I had my first mammogram. At 30. A few months ago, I found a lump in my right breast. It was a random thing. I don’t do monthly breast exams as I should. In fact, when I found it, I wasn’t sure if it was new or if it had been there all along. Of course, I hit up Dr. Google who told me that breast tissue can change with your cycle,, and breast cancer is typically slow-growing, so I decided to wait 30 days to see if anything changed. It didn’t, so I made an appointment with my OB. A quick exam made her think that it was nothing, but she suggested an ultrasound to be sure.
I wasn’t as nervous as I should have been. My best friend and husband both volunteered to come to the appointment, but I figured it was just a formality and went on my own. When I arrived at the Woman’s Hospital Imaging Desk, I was given a number and told to go through a door to a corresponding desk. I sat down at the desk, and the nice lady took my driver’s license and insurance card and told me I could pay for “all, half, or some” of the day’s visit. She then instructed me to sit in the waiting room and I would be called back shortly. Pretty standard.
The nurse called my name and told me that for women over 28, they prefer to do both a mammogram and an ultrasound. She had me pick a locker, undress from the top up, put on a button front scrub-like top, put my belongings in the locker and sit in a waiting area. This was when I started getting nervous. Besides sitting in a room with a bunch of bra-less women, I was by far the youngest one there. One of the other women was talking to the nurse about being in remission. That’s when it hit me that it was possible that my world was about to change.

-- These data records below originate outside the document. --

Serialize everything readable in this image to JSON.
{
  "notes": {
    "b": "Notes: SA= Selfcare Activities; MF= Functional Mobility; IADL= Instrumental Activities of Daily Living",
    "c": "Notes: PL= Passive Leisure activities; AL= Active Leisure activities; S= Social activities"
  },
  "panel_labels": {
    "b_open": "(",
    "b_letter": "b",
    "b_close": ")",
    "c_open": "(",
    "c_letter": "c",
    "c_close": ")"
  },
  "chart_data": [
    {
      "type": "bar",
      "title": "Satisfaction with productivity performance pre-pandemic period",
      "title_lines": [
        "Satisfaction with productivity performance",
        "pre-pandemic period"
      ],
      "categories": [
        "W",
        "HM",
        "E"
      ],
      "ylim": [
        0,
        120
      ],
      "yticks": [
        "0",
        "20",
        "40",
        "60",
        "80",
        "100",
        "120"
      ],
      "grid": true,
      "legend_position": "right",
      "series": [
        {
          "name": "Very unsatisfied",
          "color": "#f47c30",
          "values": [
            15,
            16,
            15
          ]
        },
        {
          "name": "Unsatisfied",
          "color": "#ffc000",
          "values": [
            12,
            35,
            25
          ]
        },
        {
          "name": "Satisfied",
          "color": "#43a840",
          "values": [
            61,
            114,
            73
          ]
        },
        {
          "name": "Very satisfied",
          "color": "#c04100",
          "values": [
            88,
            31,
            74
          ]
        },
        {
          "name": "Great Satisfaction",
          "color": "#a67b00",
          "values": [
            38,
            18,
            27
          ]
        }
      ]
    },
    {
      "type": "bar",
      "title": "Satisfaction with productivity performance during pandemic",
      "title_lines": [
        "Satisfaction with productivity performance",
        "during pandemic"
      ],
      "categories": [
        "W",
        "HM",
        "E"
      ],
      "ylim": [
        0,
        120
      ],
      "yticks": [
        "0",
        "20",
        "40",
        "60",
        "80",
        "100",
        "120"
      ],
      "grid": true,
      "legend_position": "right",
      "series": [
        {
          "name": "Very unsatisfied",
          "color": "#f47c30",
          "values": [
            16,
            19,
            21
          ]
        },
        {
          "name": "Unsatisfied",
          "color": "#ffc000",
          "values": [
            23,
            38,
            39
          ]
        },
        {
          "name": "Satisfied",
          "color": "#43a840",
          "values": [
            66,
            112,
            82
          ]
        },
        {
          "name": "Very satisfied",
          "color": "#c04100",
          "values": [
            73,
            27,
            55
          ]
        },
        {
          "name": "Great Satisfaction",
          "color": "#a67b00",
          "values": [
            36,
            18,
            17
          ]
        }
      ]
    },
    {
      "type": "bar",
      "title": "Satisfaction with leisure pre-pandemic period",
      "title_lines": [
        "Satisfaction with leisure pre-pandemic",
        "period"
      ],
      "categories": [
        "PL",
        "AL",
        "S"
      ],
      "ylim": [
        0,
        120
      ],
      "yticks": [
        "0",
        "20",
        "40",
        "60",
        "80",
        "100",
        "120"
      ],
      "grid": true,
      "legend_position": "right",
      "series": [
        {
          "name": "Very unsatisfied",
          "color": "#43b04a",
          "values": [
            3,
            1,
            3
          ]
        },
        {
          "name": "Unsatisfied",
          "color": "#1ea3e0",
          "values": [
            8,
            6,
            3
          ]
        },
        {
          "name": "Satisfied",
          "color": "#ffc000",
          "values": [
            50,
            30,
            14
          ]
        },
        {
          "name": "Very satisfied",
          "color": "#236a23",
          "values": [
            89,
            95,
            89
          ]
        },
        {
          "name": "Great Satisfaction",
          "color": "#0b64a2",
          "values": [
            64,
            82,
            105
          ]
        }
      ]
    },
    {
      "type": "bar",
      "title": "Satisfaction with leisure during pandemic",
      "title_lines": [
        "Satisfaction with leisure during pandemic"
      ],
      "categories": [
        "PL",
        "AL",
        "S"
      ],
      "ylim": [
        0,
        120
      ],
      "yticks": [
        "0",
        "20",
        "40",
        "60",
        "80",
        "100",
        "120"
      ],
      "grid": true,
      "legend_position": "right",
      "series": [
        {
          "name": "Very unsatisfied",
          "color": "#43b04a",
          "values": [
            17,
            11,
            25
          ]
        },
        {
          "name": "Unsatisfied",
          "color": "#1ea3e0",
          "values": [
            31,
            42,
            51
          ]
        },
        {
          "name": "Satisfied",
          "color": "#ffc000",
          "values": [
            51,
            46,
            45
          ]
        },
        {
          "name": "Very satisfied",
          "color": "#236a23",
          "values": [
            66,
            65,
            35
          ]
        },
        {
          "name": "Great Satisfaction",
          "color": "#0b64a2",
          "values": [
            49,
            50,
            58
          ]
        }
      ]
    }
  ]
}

I had heard that mammograms “hurt,” but since pain is relative, I wasn’t quite sure what to expect. When I got in the room, the nurse asked me to point out where I felt the lump and she marked it with a sticker. She had me scoot up to the machine where she maneuvered my breast and arm into position. A plastic plate came down and she told me to hold my breath. Then breathe. It definitely hurt worse than I had imagined. It was as if she had stuffed every inch that she could fit into that machine. Then she told me she wanted to get a little more muscle in. Ouch! After 3-4 scans on each side, I was sent back into the waiting room while my scans were read.

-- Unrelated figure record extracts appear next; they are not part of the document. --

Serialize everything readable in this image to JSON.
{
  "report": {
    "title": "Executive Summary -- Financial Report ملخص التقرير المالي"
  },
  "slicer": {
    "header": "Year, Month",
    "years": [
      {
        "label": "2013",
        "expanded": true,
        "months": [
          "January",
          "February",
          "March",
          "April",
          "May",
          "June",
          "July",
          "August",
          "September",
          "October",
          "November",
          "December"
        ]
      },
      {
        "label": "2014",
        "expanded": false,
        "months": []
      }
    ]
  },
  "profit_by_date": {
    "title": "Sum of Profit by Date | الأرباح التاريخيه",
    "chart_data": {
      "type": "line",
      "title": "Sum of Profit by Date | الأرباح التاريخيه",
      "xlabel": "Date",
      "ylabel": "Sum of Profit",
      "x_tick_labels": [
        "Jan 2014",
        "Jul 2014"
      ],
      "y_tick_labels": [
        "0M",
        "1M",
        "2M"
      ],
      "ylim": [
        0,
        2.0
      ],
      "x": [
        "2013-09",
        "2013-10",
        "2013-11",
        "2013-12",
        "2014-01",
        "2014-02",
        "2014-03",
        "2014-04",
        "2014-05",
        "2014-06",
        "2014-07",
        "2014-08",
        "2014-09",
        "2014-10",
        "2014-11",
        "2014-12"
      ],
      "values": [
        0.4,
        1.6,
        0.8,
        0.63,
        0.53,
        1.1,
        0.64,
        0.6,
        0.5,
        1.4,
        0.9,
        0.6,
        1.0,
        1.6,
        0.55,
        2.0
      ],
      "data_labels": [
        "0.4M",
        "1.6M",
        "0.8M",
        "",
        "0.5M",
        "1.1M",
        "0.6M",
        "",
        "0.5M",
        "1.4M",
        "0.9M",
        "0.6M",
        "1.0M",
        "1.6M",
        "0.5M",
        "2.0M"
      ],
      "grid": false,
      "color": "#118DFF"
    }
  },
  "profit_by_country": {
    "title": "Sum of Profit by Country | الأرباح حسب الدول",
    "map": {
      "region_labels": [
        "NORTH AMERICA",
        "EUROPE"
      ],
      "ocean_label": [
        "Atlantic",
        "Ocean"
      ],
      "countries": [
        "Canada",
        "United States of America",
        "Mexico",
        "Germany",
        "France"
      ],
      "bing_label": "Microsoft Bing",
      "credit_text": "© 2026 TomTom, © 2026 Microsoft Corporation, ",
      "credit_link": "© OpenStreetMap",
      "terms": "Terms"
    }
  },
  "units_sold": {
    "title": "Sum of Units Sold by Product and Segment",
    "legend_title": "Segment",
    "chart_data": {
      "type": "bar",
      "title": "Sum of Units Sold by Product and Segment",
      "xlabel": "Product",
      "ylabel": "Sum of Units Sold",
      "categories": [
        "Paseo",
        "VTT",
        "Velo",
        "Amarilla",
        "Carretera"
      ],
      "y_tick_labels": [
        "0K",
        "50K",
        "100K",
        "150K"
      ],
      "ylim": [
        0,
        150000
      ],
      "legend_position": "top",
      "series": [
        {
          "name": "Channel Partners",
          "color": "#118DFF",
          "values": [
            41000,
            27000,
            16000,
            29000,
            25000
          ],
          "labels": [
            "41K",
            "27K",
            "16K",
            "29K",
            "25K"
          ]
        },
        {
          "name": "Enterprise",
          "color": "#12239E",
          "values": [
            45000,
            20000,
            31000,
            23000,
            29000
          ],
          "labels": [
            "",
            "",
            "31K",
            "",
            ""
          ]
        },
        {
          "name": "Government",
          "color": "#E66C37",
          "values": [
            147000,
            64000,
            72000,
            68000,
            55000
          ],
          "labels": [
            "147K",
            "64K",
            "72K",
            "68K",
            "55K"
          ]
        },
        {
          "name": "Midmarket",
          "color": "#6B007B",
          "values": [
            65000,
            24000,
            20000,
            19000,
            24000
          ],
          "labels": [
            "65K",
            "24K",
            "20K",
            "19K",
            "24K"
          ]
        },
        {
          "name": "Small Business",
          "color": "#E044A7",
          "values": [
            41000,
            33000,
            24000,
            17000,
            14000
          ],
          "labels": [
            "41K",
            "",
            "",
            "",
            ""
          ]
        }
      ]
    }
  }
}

I enjoyed some House Hunters until my name was again called. As we walked the hall to yet another waiting room, the nurse casually told me that everything looked fine on the mammogram. Whew. I didn’t know if I would have to wait to talk to my doctor or if I would find out the results right away, so this was a relief.
A few more minutes of House Hunters in the ultrasound waiting room, and I was called back again. This time, the room looked familiar. Basically just like an ultrasound during pregnancy. She had me lie down, squirted out some gel, and got to work. It was nice to be able to see the screen in front of me as she went through the ultrasound. She explained what she was seeing and what I had felt. As my OB had predicted, there was a spot where all of the tissue came together causing me to feel a hard mass. Nothing to worry about. She confirmed with the doctor and sent me on my way.
While it wasn’t painless, it was an experience I’m glad to have had. I have two family members who have survived breast cancer. While I knew that it was more common in older women, I have heard enough stories of young women getting it that there was always that thought in the back of my head. What if there is something there that no one is looking for? Finding that lump was a bit of a blessing because it gave me the opportunity to find out for sure that there wasn’t a hidden monster lurking in my D cups. It reminded me of how precious life can be and how quickly it can change. So this is your reminder to do those monthly exams. And don’t be afraid of the dreaded mammogram!